University of Montana Blewett School of Law Employment Outcomes

At 69%, Montana Blewett Law's headline employment figure is exactly the kind of number that requires decomposition before judgment.

At 69%, Montana Blewett Law’s headline employment figure is exactly the kind of number that requires decomposition before judgment. Full-time long-term bar-required is the category that means “working as a lawyer”; everything else, part-time, JD-advantage, school-funded, is context. The 509 separates them, and so will this page.

The Montana Blewett Law Employment Numbers

MetricFigureContextEmployment rate (10 months)~69%Every category, blendedPrimary placementMissoula and MontanaWhere the pipeline pointsNetwork strengthMT in-state, natural resources, tribal lawStrongest for matching plans

What Does Montana Blewett Law’s 69% Employment Rate Actually Mean?

The honest translation of 69%: that share of the class reported employment of some kind at ten months, a category that spans first-year associates and part-time school-funded fellows alike. To know what the degree actually buys, isolate full-time, long-term, bar-required placement over the whole class. Lawyers live in that line; the headline lives everywhere.

Every school reports this way, Montana Blewett Law included, which is why the ABA’s standardized disclosure exists, and why the ten minutes you spend in it outweigh every brochure page.

How to Read the ABA 509 Like an Analyst

Read the 509 employment summary the way you will someday read a deal disclosure, categories first, headline last.
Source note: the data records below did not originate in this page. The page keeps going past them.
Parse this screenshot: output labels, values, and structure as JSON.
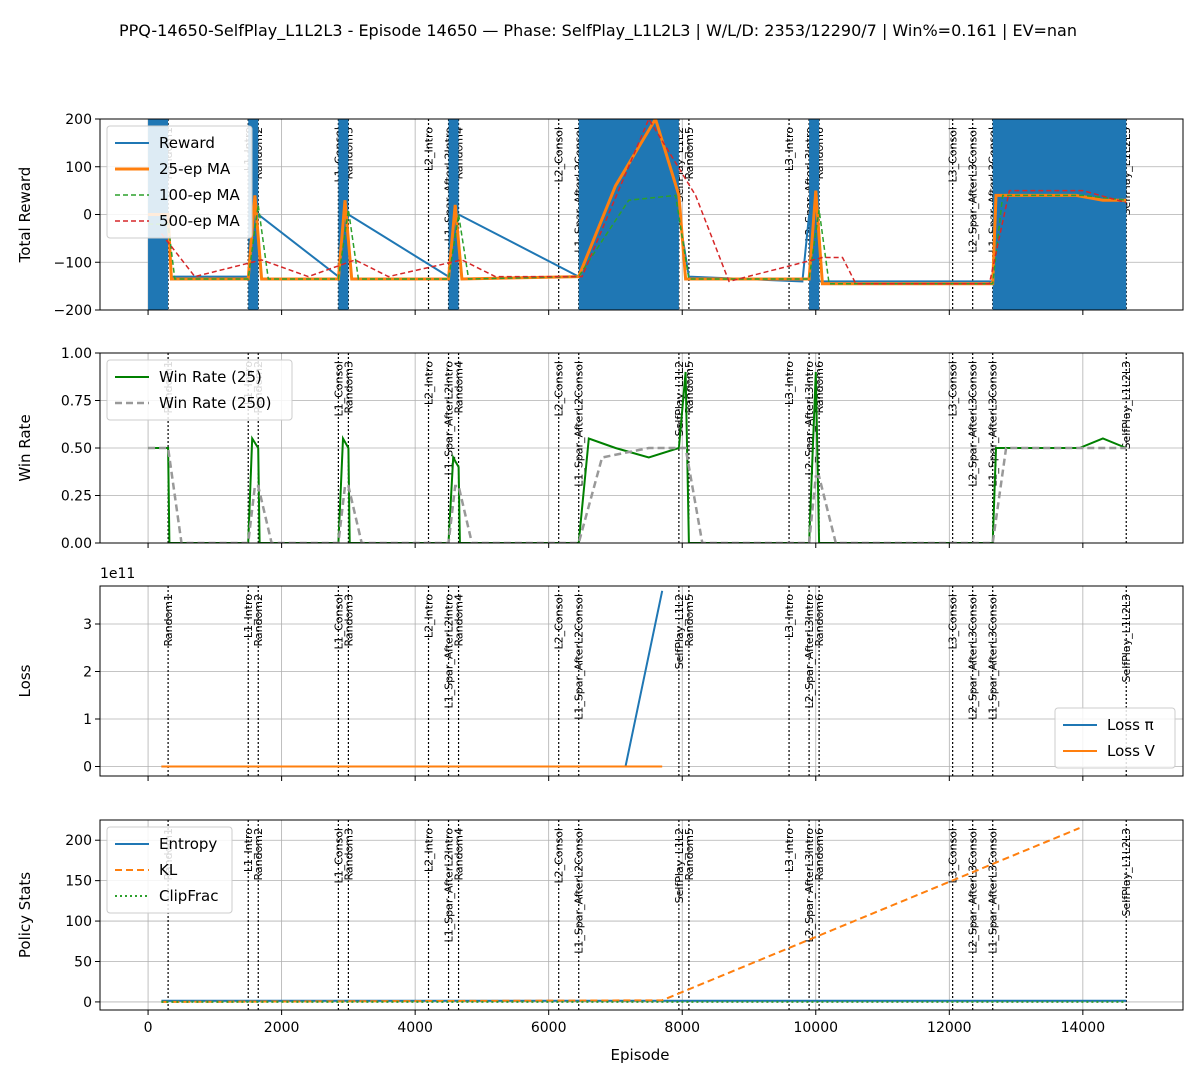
{
  "figure": {
    "title": "PPQ-14650-SelfPlay_L1L2L3 - Episode 14650 — Phase: SelfPlay_L1L2L3 | W/L/D: 2353/12290/7 | Win%=0.161 | EV=nan",
    "xlabel": "Episode",
    "x_ticks": [
      "0",
      "2000",
      "4000",
      "6000",
      "8000",
      "10000",
      "12000",
      "14000"
    ]
  },
  "phase_lines": [
    {
      "label": "Random1",
      "x": 300
    },
    {
      "label": "L1_Intro",
      "x": 1500
    },
    {
      "label": "Random2",
      "x": 1650
    },
    {
      "label": "L1_Consol",
      "x": 2850
    },
    {
      "label": "Random3",
      "x": 3000
    },
    {
      "label": "L2_Intro",
      "x": 4200
    },
    {
      "label": "L1_Spar_AfterL2Intro",
      "x": 4500
    },
    {
      "label": "Random4",
      "x": 4650
    },
    {
      "label": "L2_Consol",
      "x": 6150
    },
    {
      "label": "L1_Spar_AfterL2Consol",
      "x": 6450
    },
    {
      "label": "SelfPlay_L1L2",
      "x": 7950
    },
    {
      "label": "Random5",
      "x": 8100
    },
    {
      "label": "L3_Intro",
      "x": 9600
    },
    {
      "label": "L2_Spar_AfterL3Intro",
      "x": 9900
    },
    {
      "label": "Random6",
      "x": 10050
    },
    {
      "label": "L3_Consol",
      "x": 12050
    },
    {
      "label": "L2_Spar_AfterL3Consol",
      "x": 12350
    },
    {
      "label": "L1_Spar_AfterL3Consol",
      "x": 12650
    },
    {
      "label": "SelfPlay_L1L2L3",
      "x": 14650
    }
  ],
  "colors": {
    "blue": "#1f77b4",
    "orange": "#ff7f0e",
    "green": "#2ca02c",
    "red": "#d62728",
    "darkgreen": "#008000",
    "gray": "#999999"
  },
  "chart_data": [
    {
      "type": "line",
      "ylabel": "Total Reward",
      "ylim": [
        -200,
        200
      ],
      "y_ticks": [
        "200",
        "100",
        "0",
        "−100",
        "−200"
      ],
      "legend": "top-left",
      "series": [
        {
          "name": "Reward",
          "x": [
            0,
            300,
            350,
            1500,
            1650,
            2850,
            3000,
            4500,
            4650,
            6450,
            7950,
            8100,
            9800,
            9900,
            10050,
            12650,
            14650
          ],
          "values": [
            0,
            0,
            -130,
            -130,
            0,
            -130,
            0,
            -130,
            0,
            -130,
            0,
            -130,
            -140,
            0,
            -140,
            -140,
            0
          ]
        },
        {
          "name": "25-ep MA",
          "x": [
            0,
            300,
            350,
            1500,
            1600,
            1700,
            2850,
            2950,
            3050,
            4500,
            4600,
            4700,
            6450,
            7000,
            7600,
            7950,
            8050,
            9900,
            10000,
            10100,
            12650,
            12700,
            13900,
            14300,
            14650
          ],
          "values": [
            0,
            0,
            -135,
            -135,
            40,
            -135,
            -135,
            30,
            -135,
            -135,
            20,
            -135,
            -130,
            60,
            200,
            40,
            -135,
            -135,
            50,
            -145,
            -145,
            40,
            40,
            30,
            30
          ]
        },
        {
          "name": "100-ep MA",
          "x": [
            0,
            300,
            400,
            1500,
            1650,
            1800,
            2850,
            3000,
            3150,
            4500,
            4650,
            4800,
            6450,
            7200,
            7900,
            8100,
            9900,
            10050,
            10200,
            12650,
            12800,
            14000,
            14650
          ],
          "values": [
            -20,
            -20,
            -135,
            -135,
            20,
            -135,
            -135,
            10,
            -135,
            -135,
            0,
            -135,
            -130,
            30,
            40,
            -135,
            -135,
            10,
            -145,
            -145,
            40,
            40,
            30
          ]
        },
        {
          "name": "500-ep MA",
          "x": [
            200,
            700,
            1700,
            2400,
            3100,
            3600,
            4700,
            5200,
            6500,
            7500,
            8200,
            8700,
            10100,
            10400,
            10600,
            12600,
            12900,
            14000,
            14650
          ],
          "values": [
            -40,
            -130,
            -95,
            -130,
            -95,
            -130,
            -95,
            -130,
            -130,
            200,
            40,
            -140,
            -90,
            -90,
            -145,
            -145,
            50,
            50,
            25
          ]
        }
      ]
    },
    {
      "type": "line",
      "ylabel": "Win Rate",
      "ylim": [
        0,
        1
      ],
      "y_ticks": [
        "1.00",
        "0.75",
        "0.50",
        "0.25",
        "0.00"
      ],
      "legend": "top-left",
      "series": [
        {
          "name": "Win Rate (25)",
          "x": [
            0,
            300,
            320,
            1500,
            1560,
            1650,
            1670,
            2850,
            2920,
            3000,
            3020,
            4500,
            4570,
            4650,
            4670,
            6450,
            6600,
            7000,
            7500,
            7950,
            8050,
            8100,
            9900,
            10000,
            10050,
            12650,
            12700,
            13950,
            14300,
            14650
          ],
          "values": [
            0.5,
            0.5,
            0,
            0,
            0.55,
            0.5,
            0,
            0,
            0.55,
            0.5,
            0,
            0,
            0.45,
            0.4,
            0,
            0,
            0.55,
            0.5,
            0.45,
            0.5,
            0.9,
            0,
            0,
            0.9,
            0,
            0,
            0.5,
            0.5,
            0.55,
            0.5
          ]
        },
        {
          "name": "Win Rate (250)",
          "x": [
            0,
            300,
            500,
            1500,
            1600,
            1650,
            1850,
            2850,
            2950,
            3000,
            3200,
            4500,
            4600,
            4650,
            4850,
            6450,
            6800,
            7500,
            7950,
            8050,
            8300,
            9900,
            10000,
            10050,
            10300,
            12650,
            12850,
            13900,
            14650
          ],
          "values": [
            0.5,
            0.5,
            0,
            0,
            0.3,
            0.3,
            0,
            0,
            0.3,
            0.3,
            0,
            0,
            0.3,
            0.3,
            0,
            0,
            0.45,
            0.5,
            0.5,
            0.5,
            0,
            0,
            0.35,
            0.35,
            0,
            0,
            0.5,
            0.5,
            0.5
          ]
        }
      ]
    },
    {
      "type": "line",
      "ylabel": "Loss",
      "ylim": [
        -20000000000.0,
        380000000000.0
      ],
      "y_ticks": [
        "3",
        "2",
        "1",
        "0"
      ],
      "scale_note": "1e11",
      "legend": "bottom-right",
      "series": [
        {
          "name": "Loss π",
          "x": [
            200,
            7150,
            7700
          ],
          "values": [
            0,
            0,
            370000000000.0
          ]
        },
        {
          "name": "Loss V",
          "x": [
            200,
            7700
          ],
          "values": [
            0,
            0
          ]
        }
      ]
    },
    {
      "type": "line",
      "ylabel": "Policy Stats",
      "ylim": [
        -10,
        225
      ],
      "y_ticks": [
        "200",
        "150",
        "100",
        "50",
        "0"
      ],
      "legend": "top-left",
      "series": [
        {
          "name": "Entropy",
          "x": [
            200,
            14650
          ],
          "values": [
            1.5,
            1.5
          ]
        },
        {
          "name": "KL",
          "x": [
            200,
            7700,
            13950
          ],
          "values": [
            0,
            2,
            215
          ]
        },
        {
          "name": "ClipFrac",
          "x": [
            200,
            14650
          ],
          "values": [
            0,
            0
          ]
        }
      ]
    }
  ]
}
The category that means “lawyer” is full-time, long-term, bar-passage-required, taken as a fraction of all graduates. School-funded roles get separated out (real work, not market demand). JD-advantage gets read with one eyebrow raised. And every figure gets a map: where are these jobs, and is that where your life is going? The blend exists for marketing; the breakdown exists for you.

Withheld Tip: compare the same school’s 509 across two or three years before trusting any single one. One strong year is a cohort; three is a pipeline. Trendlines are harder to stage than snapshots.

The Market-Fit Question Nobody Asks Early Enough

Employment data only becomes a decision once you add the one variable the school cannot publish: your destination. Placement strength is geographic, here, Missoula and Montana., and a powerful network in the wrong city is a weak network for you. So invert the usual order, choose the market, then choose the school as the best vehicle into it. Never the reverse.

If You Only Do 3 Things

  1. Pull the ABA 509 employment summary and compute full-time, long-term, bar-required placement as a share of the entire class.
  2. Check the school-funded and JD-advantage lines, the headline minus those two is your honest baseline.
  3. Talk to two or three recent graduates who targeted your market and practice area. Ten months of someone’s real search outweighs any percentage.

Montana Blewett Law Employment: Quick Answers

What percentage of Montana Blewett Law graduates get jobs?

Around 69% report some form of employment at ten months. The lawyer-specific figure, full-time, long-term, bar-required over the whole class, is the one worth your attention, and it lives in the 509.

Where do Montana Blewett Law graduates work?

Primarily Missoula and Montana, with particular strength in MT in-state, natural resources, tribal law. Read the geography as infrastructure: alumni, employers, and on-campus recruiting all live where the school’s history lives, and your outcomes will too.

Do school-funded jobs count in employment rates?

They do, and the 509 isolates them on a dedicated line so you can decide what they mean. Read them as institutional support for graduates, valuable to those in them, and distinct from market hiring when you evaluate the school.

Related Playbooks

Lovare’s Take

The discipline this page teaches, decompose the headline, locate the geography, verify across years, is the same discipline the career itself will demand. Treat the school’s employment summary as your first case file. The applicants who read it that way tend to end up on the right side of the statistics they once scrutinized.